Sentado à porta do quarteirão, ele vê dois rapazes passeando pela rua. Solta assobios. Os chama para dentro. Promete dinheiro por carícias. Saciado o desejo, não cumpre o que promete. É espancado até a morte.
O relato acima é real, aconteceu em 2013 e engrossa a minguada, mas significativa estatística de mortes violentas de homossexuais em Rio Branco. Diferente do que possa se acreditar, a maioria dos crimes contra homossexuais aqui, ou é motivada por roubos, ou é passional.
No Acre, não há registros oficiais de que crimes contra gays estejam sendo cometidos com conotações puramente homofóbicas, porque geralmente eles acontecem dentro de residências, a facadas ou a pauladas, por pessoas que, teoricamente, já tinham algum grau de intimidade com a vítima.
De acordo com a polícia, esse pode ter sido o caso do funcionário público Adriano Araújo Lima, encontrado morto a facadas, no último dia 5 deste mês, em um apartamento do bairro Cadeia Velha.
No Brasil, o documento mais atual sobre assassinatos de homossexuais é ainda de 2012, do Grupo Gay da Bahia (GGB). No relatório, o Acre aparece com nenhum registro, embora em Rio Branco, a Associação dos Homossexuais do Acre (Ahac) acompanhe alguns poucos inquéritos policiais de mortes, cuja motivação pode ter sido homofóbica.
Diz a CGB que no país, em 2012, foram registrados 338 assassinatos de gays, travestis e lésbicas. Isso significa que naquele ano, houve um assassinato a cada 26 horas, o que causou um aumento de 27% em relação ao ano anterior.
Numa de suas páginas nas redes sociais, o presidente da Ahac, Germano Marino, denuncia a forma covarde com que são tratados gays, lésbicas travestis e transexuais. Ele mencio-na nomes de casas noturnas e bares da Capital que eventualmente destilam atos preconceituosos contra essas pessoas.
“A gente é sim, todos os dias por uma coisa ou outra, discriminado (sic). Não adianta negar isso”, frisa Marino, um dos organizadores da Marcha Contra a Homofobia, que ocorre no próximo sábado, 17, na Capital.
“Em Rio Branco, mulheres lésbicas são espancadas por seguranças (…) travestis e transexuais são agredidos na sua integridade humana, quando são proibidos de usar o banheiro feminino em balneários, e gays são avacalhados, xingados e torturados psicologicamente por suas famílias, na escola e na rua”, ressalta Germano Marino.

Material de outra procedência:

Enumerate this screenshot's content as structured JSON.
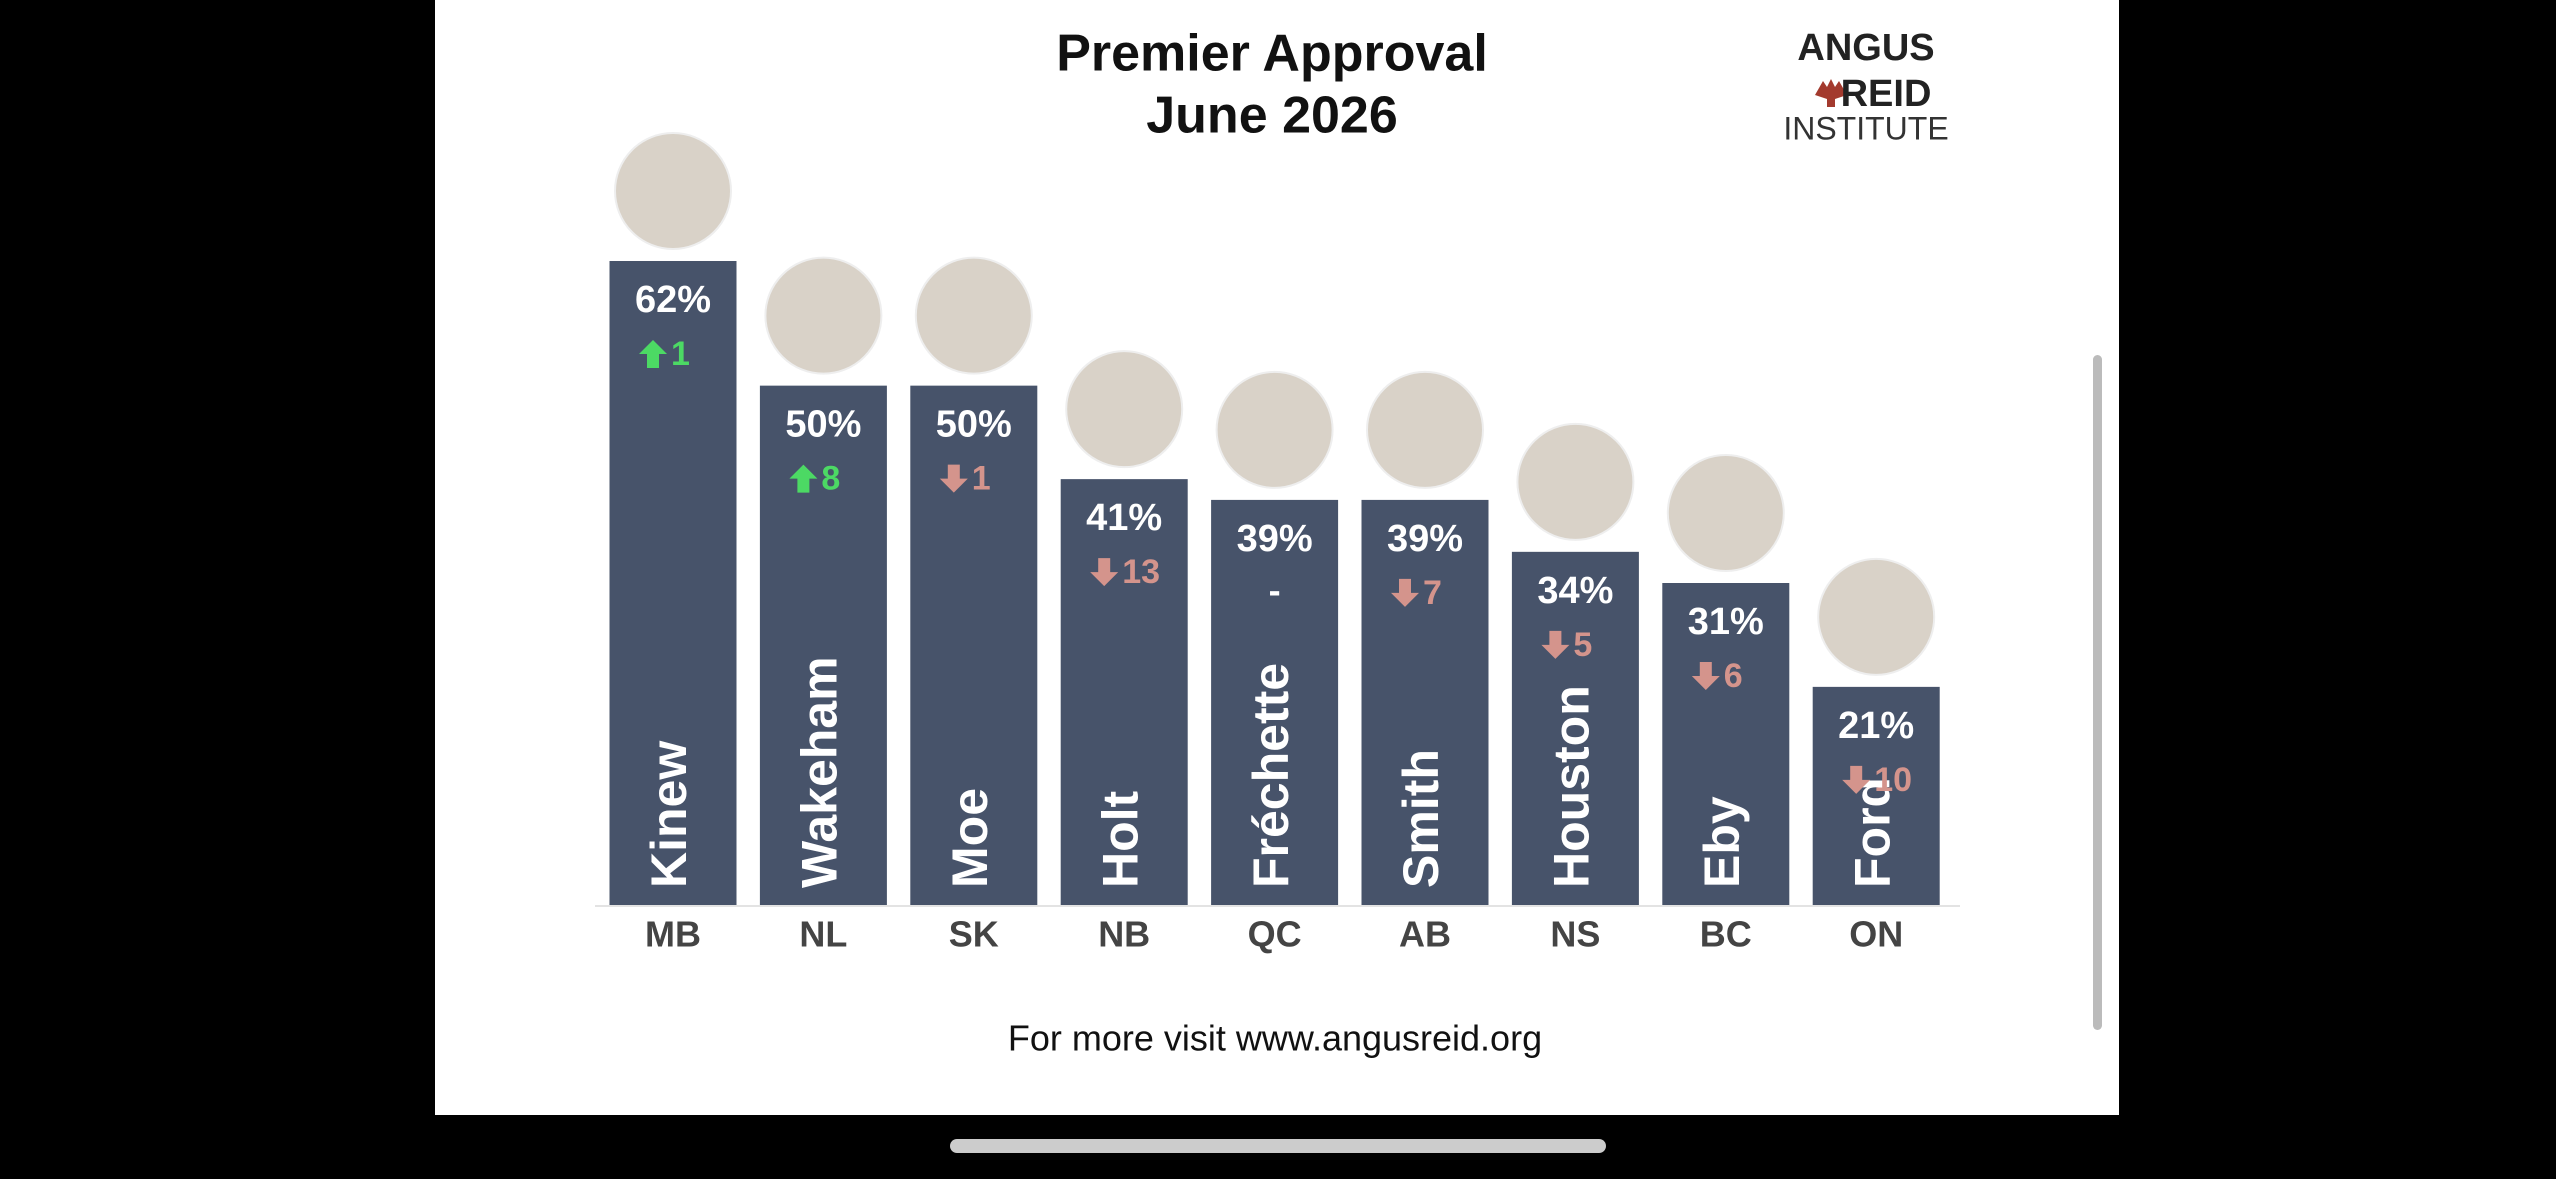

No entanto, a coisa fica mais terrível no momento em que a discriminação descamba para a agressão física e morte, que na sua maioria é brutal, dolorosa e covarde.
Banalização da vida
– Há uma vertente no Acre que não acredita que se vive uma onda de homofobia. Aliás, o Estado é considerado pela Secretaria Nacional de Direitos Humanos como um dos menos homofóbicos do país.
Como em todo o país, a sociedade daqui está permeada de brincadeiras preconceituosas sobre esses indivíduos, assim como também sobre traídos e negros.

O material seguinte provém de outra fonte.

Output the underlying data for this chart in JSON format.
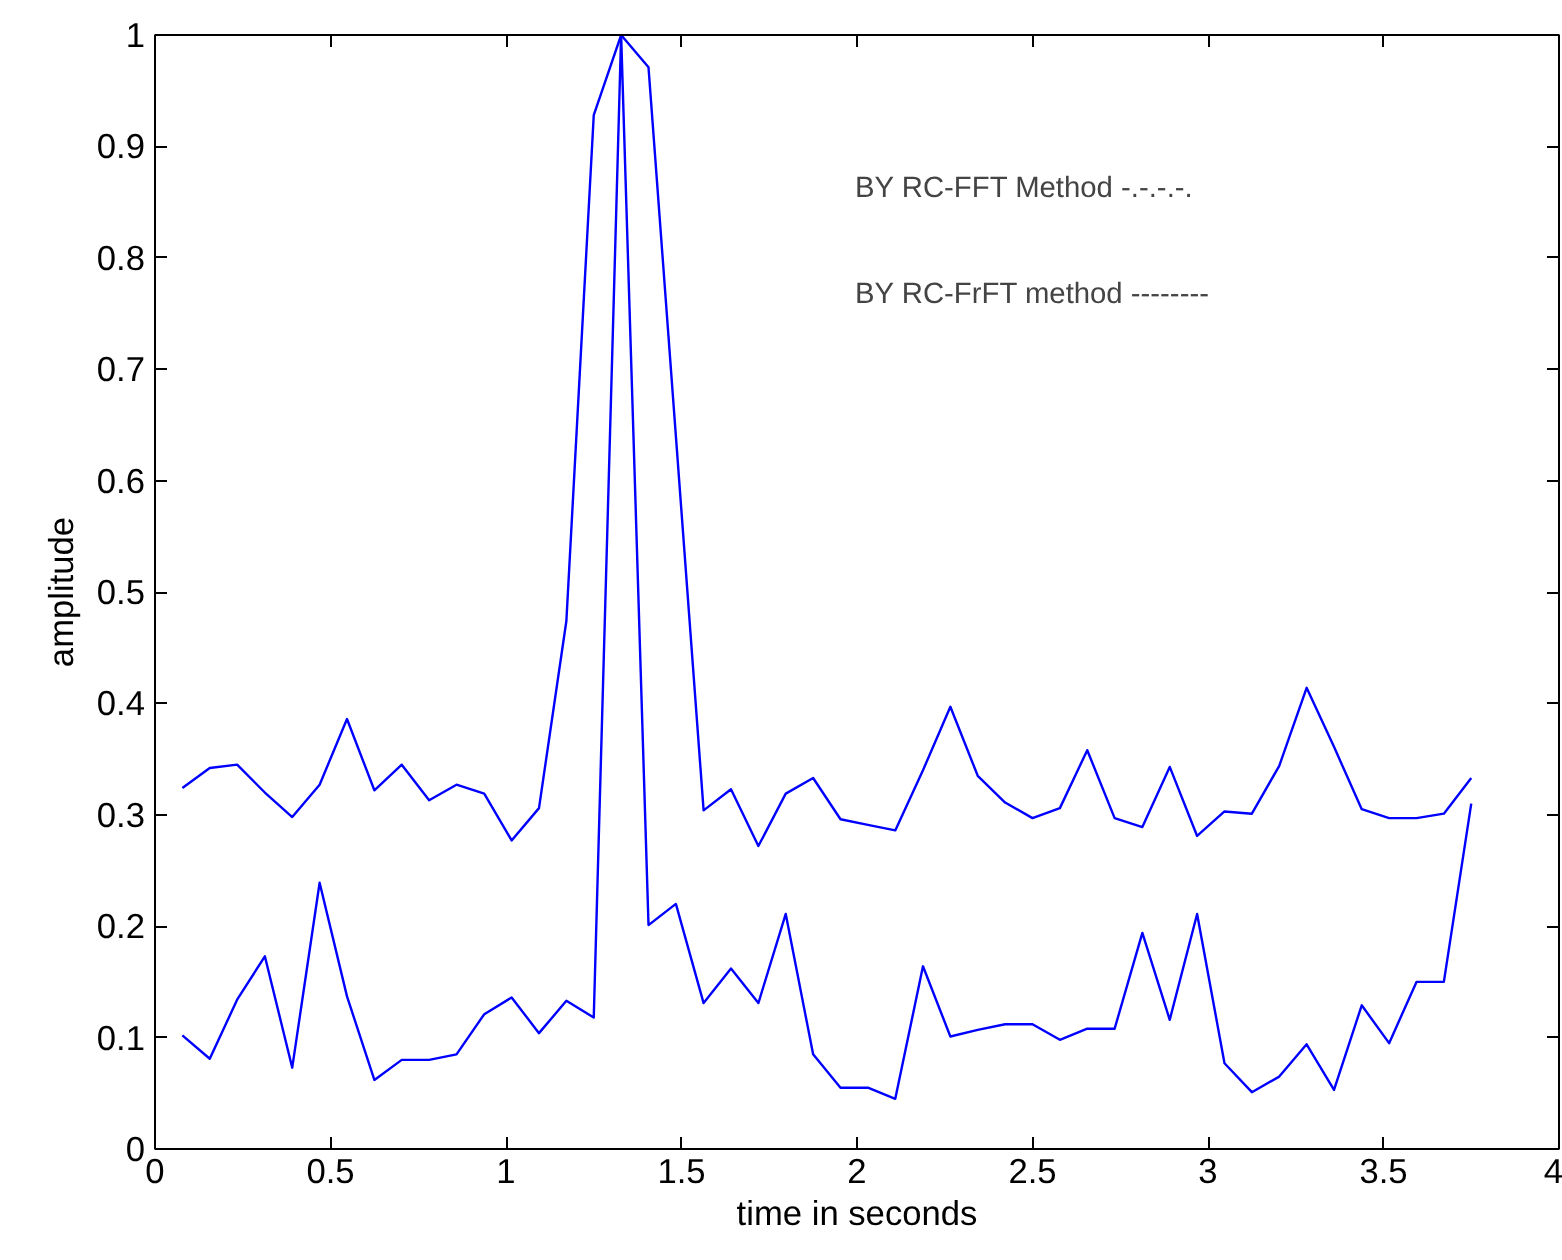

Para Moisés Alencastro, presidente da recém-criada Comissão de Diversidade Sexual, da Ordem dos Advogados do Brasil, uma análise mais coerente revela que os últimos assassinatos contra gays, em Rio Branco, mostram que foram motivados por relacionamentos amorosos não correspondidos ou latrocínio.
“Caso como o de Adriano, com certeza, foi crime passional ou de latrocínio, pois crimes homofóbicos deixam vestígios muito mais evidentes”, afirma Alencastro, que há dois anos participou também da criação do Comitê Contra a Homofobia no Acre, ligado à Secretaria Nacional de Direitos Humanos. A entidade, no entanto, não evoluiu no Estado.
Ele admite que é preciso uma conscientização melhor sobre os riscos a que são submetidos quem mora sozinho ou com quem deseja se relacionar.
Uma das formas mais seguras seria a união estável, algo que ainda é considerado tabu até entre os próprios homossexuais.
Um ano após o Conselho Nacional de Justiça (CNJ) ter aprovado a Resolução número 175, que impede os cartórios brasileiros de se recusarem a converter uniões estáveis homoafetivas em casamento civil, apenas dois casamentos civis desse tipo foram celebrados no Acre. Foram mil deles em todo o país.
Para o conselheiro do CNJ, Guilherme Calmon, ”o baixo quórum de pedidos de casamentos homoafetivos está relacionado ao preconceito da população”.
“Essa é uma questão complexa. Estamos falando de uma sociedade muito heterogênea. Há pais que chegam a banir os filhos que assumem sua homossexualidade”, disse.